On Thu, 09 Aug 2012 19:25:47 +0200, egslava <egsl...@gmail.com> wrote:
Hello! Sorry for my English.
I read manual about "immutable" and "const" keyword:
http://dlang.org/const3.html
And tried to build my program:
http://dpaste.dzfl.pl/f803ae94
If I will change "immutable" to "const" output will not changed.
But why? Why output is look like this?
I would understand the output like this:
10
10
7FFF7E68AEB0
7FFF7E68AEB0
In this case, I would think - we just ignoring all assign operators.
I would understand the output like this:
10
20
7FFF7E68AEB0
FFFFFFFFFFFFF
In this case, I would think - we just one more time located memory and
copied value of variable.
But why the output does look like this? How does this construction work?
Why memory addresses are same, assign is working, but value of immutable
variable doesn't change?
I would even think, that in compile-time compiler changes
writeln(x) to writeln(10), but why we can dereference "x"?
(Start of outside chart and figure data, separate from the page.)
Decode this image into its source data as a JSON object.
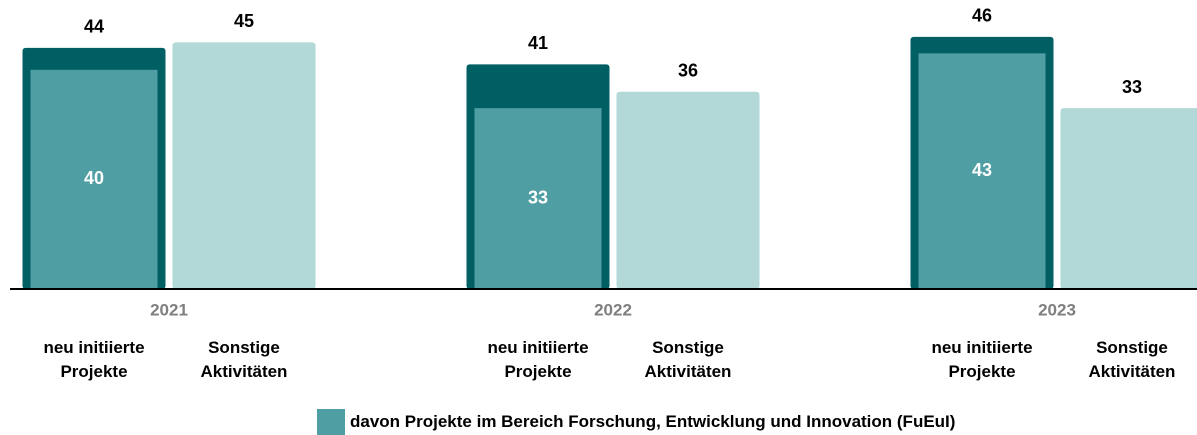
{
  "chart_data": {
    "type": "bar",
    "categories": [
      "2021",
      "2022",
      "2023"
    ],
    "series": [
      {
        "name": "neu initiierte Projekte",
        "color": "#005f63",
        "values": [
          44,
          41,
          46
        ]
      },
      {
        "name": "Sonstige Aktivitäten",
        "color": "#b2d8d8",
        "values": [
          45,
          36,
          33
        ]
      }
    ],
    "subset_series": {
      "name": "davon Projekte im Bereich Forschung, Entwicklung und Innovation (FuEuI)",
      "color": "#4f9ea3",
      "values": [
        40,
        33,
        43
      ],
      "of_series": 0
    },
    "ylim": [
      0,
      50
    ]
  }
}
The compiler has optimized the call to writeln(x), by assuming x will never
change (which is reasonable). Now, since x is a variable, not a manifest
constant (which you would get by writing enum x = 10;, for instance), it
has a memory location, so you can ask for its address.
The reason you get the same value for both y and &x, is that they point to
the same location, and the first writeln call simply ignores the value
stored there.
Finally, the reason this does not behave like you'd expect is because
casts are a deliberate hole in the type system, and casting away
immutability
leads to undefined behavior (in this case, changing the value of the
immutable
variable does not change the value where that variable is used).
--
Simen